DIY Divorce: the Pros and Cons

Divorce & Splitting Up-CoverDIY divorce is in the headlines this week, following the news that Charles Saatchi has opted to represent himself in his divorce from Nigella Lawson.

A statement issued on behalf of Lawson and Saatchi stated: “Following the separation of Nigella Lawson and Charles Saatchi there has been much inaccurate speculation in the press over the weekend.

“Contrary to some reports, Charles Saatchi has not consulted lawyers and has represented himself throughout. Both parties would appreciate privacy for themselves and their children at this difficult time.”

I take a look at DIY divorce in my book, Divorce & Splitting Up: Advice From a Top Divorce Lawyer. It certainly has its place – but I would argue that for the unwary, there are potential pitfalls. DIY divorce is cheap on paper – but it can prove to be expensive in the long run, if you settle for less than you are worth.


DIY Divorce


  • Straightforward and cost-effective. A couple with no financial problems, who are in agreement, can certainly obtain a divorce without the assistance of a solicitor.  They can go along to court, or obtain the forms online and get going.
  • It is possible to instruct a lawyer for “hand-holding”, to reduce costs. Consult a solicitor only when you need to do so, and do the rest of the work yourself. This will work out much cheaper but you will still have professional support if you need it.



  • If you take no legal advice at all, gaping financial pitfalls can result. You are entitled to agree to demands that place you at a financial disadvantage – but you may come to regret these down the line. Or you may agree to demands only to discover, sometime later, that you were “bilked” of your rights and entitlements. For these reasons, again, legal advice is recommended.
  • The form-filling and legalese are not for everyone. Doing your own divorce has been compared to doing the conveyancing for your own house.
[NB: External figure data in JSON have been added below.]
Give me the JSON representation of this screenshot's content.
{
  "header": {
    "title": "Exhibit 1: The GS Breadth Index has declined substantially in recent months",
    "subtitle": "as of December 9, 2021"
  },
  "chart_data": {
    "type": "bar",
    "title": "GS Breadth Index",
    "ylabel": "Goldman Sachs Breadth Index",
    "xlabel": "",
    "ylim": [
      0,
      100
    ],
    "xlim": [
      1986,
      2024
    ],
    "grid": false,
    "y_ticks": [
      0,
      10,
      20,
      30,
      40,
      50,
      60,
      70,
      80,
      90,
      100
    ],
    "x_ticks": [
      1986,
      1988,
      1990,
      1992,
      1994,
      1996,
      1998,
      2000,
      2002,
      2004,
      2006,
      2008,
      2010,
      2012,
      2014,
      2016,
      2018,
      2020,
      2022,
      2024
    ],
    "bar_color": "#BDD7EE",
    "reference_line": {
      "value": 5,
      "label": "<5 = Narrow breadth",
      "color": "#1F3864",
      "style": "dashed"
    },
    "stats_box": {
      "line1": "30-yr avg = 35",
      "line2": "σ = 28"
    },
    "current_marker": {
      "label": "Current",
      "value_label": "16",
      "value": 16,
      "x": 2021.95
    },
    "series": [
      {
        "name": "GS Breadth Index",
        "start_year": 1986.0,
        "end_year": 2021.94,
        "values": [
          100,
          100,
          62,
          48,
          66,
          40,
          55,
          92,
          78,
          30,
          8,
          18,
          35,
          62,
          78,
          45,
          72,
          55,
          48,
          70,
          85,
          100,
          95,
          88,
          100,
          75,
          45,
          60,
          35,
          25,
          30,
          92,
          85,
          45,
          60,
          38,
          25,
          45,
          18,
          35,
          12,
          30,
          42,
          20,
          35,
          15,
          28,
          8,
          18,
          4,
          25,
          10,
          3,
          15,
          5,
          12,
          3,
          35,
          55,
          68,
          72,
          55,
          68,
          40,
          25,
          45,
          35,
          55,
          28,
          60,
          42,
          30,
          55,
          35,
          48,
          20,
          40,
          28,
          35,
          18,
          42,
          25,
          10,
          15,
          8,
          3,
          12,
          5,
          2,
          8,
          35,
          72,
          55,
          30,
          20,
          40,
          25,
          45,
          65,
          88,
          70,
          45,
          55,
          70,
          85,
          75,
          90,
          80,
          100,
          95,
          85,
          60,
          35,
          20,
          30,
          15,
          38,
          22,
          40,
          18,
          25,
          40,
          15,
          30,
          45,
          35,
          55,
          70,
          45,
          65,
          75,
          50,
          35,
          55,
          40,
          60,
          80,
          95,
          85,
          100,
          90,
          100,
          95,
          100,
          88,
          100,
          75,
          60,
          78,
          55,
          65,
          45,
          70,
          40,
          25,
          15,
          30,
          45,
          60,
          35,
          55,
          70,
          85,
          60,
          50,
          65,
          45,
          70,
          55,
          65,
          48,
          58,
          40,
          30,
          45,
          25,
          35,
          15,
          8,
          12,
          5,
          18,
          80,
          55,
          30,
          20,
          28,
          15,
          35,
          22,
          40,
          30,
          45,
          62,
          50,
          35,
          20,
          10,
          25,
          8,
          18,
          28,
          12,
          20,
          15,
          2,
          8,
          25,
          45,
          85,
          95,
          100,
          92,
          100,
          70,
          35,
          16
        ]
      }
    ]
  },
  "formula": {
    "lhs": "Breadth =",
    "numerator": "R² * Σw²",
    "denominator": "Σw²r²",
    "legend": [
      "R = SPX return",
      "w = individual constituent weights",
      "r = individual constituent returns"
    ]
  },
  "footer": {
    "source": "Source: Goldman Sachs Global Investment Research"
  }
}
If you choose this method, you can obtain forms from your local county court. Alternatively you can download them from Remember that the Citizens Advice Bureau may be able to assist with queries and individual advice.

1 comment

SE - March 12, 2015 at 8:15am

My daughter 40yrs old is getting divorced. She had a high flying job at Deloite and Touche for 10 years which she gave up to have her three boys 10, 8 and 6. After the boys were born they had a nanny for several years until the youngest was old enough to go to nursery. In that time she worked as the Marketing director in their accountancy business.
Since the youngest was born her husband has mentally abused her saying her side of the business is not bringing in enough money. She now sleeps in the converted garage and he has folded their original company.Now he has smashed her phone, told her she must pay for the company car if she wants to keep it and has taken the’company’ computer.
My daughter is so abused that she will not contest the divorce, has agreed that the boys should live with her husband in their jointly owned house which is worth about £300,000 because their is no equity in the house and she does not want the boys life to be disrupted, She says she can’t support them and if she did take any money then the boys would suffer.
I can’t believe that she is not entitled to more financial support from her husband whose firm now averages £100, 000 per year and seems to have money to run a Series 7 BMW and is off to the Hungarian Grand Prix. I can’t get through to my daughter that she will regret at leisure the loss of her boys and not ensuring she is financially secure.
She will not even discuss her decision. What can I do to change her mind? She says Citizens Advice say there is nothing she can do but I don’t think they have the expertise to advise her correctly.